I like that these beetles are named after large, lumbering animals. When you draw them at this size--not that big really, about 8x10 inches--but larger than life, they do have that quality, like noble beasts.
Got a little more opaque with this one. At first I thought I overworked it, but now I really like it. It's done in acrylic ink, which has a different quality than regular ink--you can really layer it in. So this one has more of a glazed look, like an acrylic or oil painting. Acrylic ink has got the opaque quality of acrylic and the fluid quality of ink that's ideal for dry brush. You just can't get the same effect with watered down acrylics. Acrylic ink maintains it's opacity as a pigment in it's fluid state, while you lose that opacity when you water down acrylics. Colored inks too, though more potent color-wise, aren't as opaque as acrylic ink.
I've tried acrylic ink with crow quill pen with mixed results. it tends to gum up the pen if you don't rinse it off frequently, and don't even think about putting it in a technical pen!
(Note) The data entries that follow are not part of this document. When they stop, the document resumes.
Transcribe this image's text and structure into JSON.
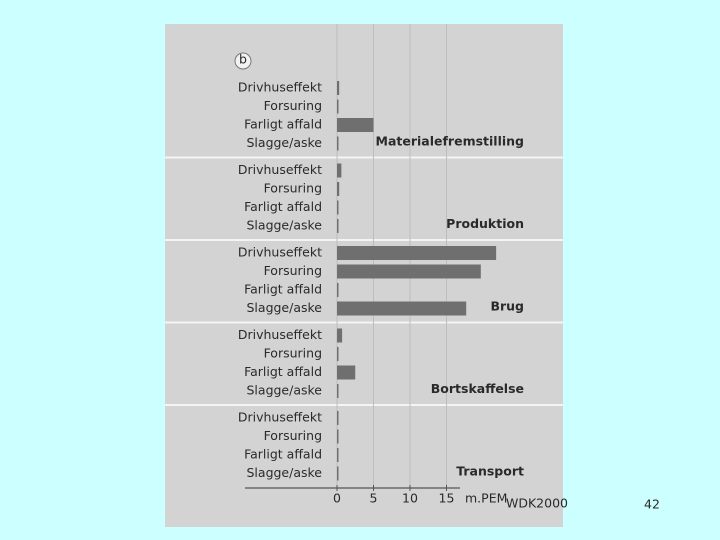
{
  "chart_data": {
    "type": "bar",
    "orientation": "horizontal",
    "panel_label": "b",
    "groups": [
      {
        "name": "Materialefremstilling",
        "categories": [
          "Drivhuseffekt",
          "Forsuring",
          "Farligt affald",
          "Slagge/aske"
        ],
        "values": [
          0.3,
          0.2,
          5,
          0
        ]
      },
      {
        "name": "Produktion",
        "categories": [
          "Drivhuseffekt",
          "Forsuring",
          "Farligt affald",
          "Slagge/aske"
        ],
        "values": [
          0.6,
          0.3,
          0.1,
          0.2
        ]
      },
      {
        "name": "Brug",
        "categories": [
          "Drivhuseffekt",
          "Forsuring",
          "Farligt affald",
          "Slagge/aske"
        ],
        "values": [
          21.8,
          19.7,
          0,
          17.7
        ]
      },
      {
        "name": "Bortskaffelse",
        "categories": [
          "Drivhuseffekt",
          "Forsuring",
          "Farligt affald",
          "Slagge/aske"
        ],
        "values": [
          0.7,
          0.1,
          2.5,
          0
        ]
      },
      {
        "name": "Transport",
        "categories": [
          "Drivhuseffekt",
          "Forsuring",
          "Farligt affald",
          "Slagge/aske"
        ],
        "values": [
          0.2,
          0.2,
          0,
          0
        ]
      }
    ],
    "color": "#6f6f6f",
    "xlim": [
      0,
      30
    ],
    "xticks": [
      0,
      5,
      10,
      15
    ],
    "xlabel": "m.PEM",
    "xlabel_sub": "WDK2000",
    "grid": true
  },
  "page_number": "42"
}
It's too bad acrylic ink doesn't tend to come in artist's colors, though. Last time I bought them they came in colors like, "Hot Momma Red". The problem is pigment--when you buy nice watercolors, acrylics or oils, the pigments are consistent-- cadmium red is always cadmium red, and if you mix it with ultramarine blue, no matter what the medium, you'll always get the same color. But who knows what happens when you mix Hot Momma Red with Lapis Lazuli Blue. There's a lot more trial and error, and you're just not going to be able to get the same colors you're used to. Right now that's less of an issue for me though, since I'm working in monochrome, but I've been considering trying full color painting with the medium. It might be my answer when it comes to this idea of painting nudibranchs with my dry brush technique! I might finally be able to get that luminous quality that they have. Also, I just like to say, "nudibranchs".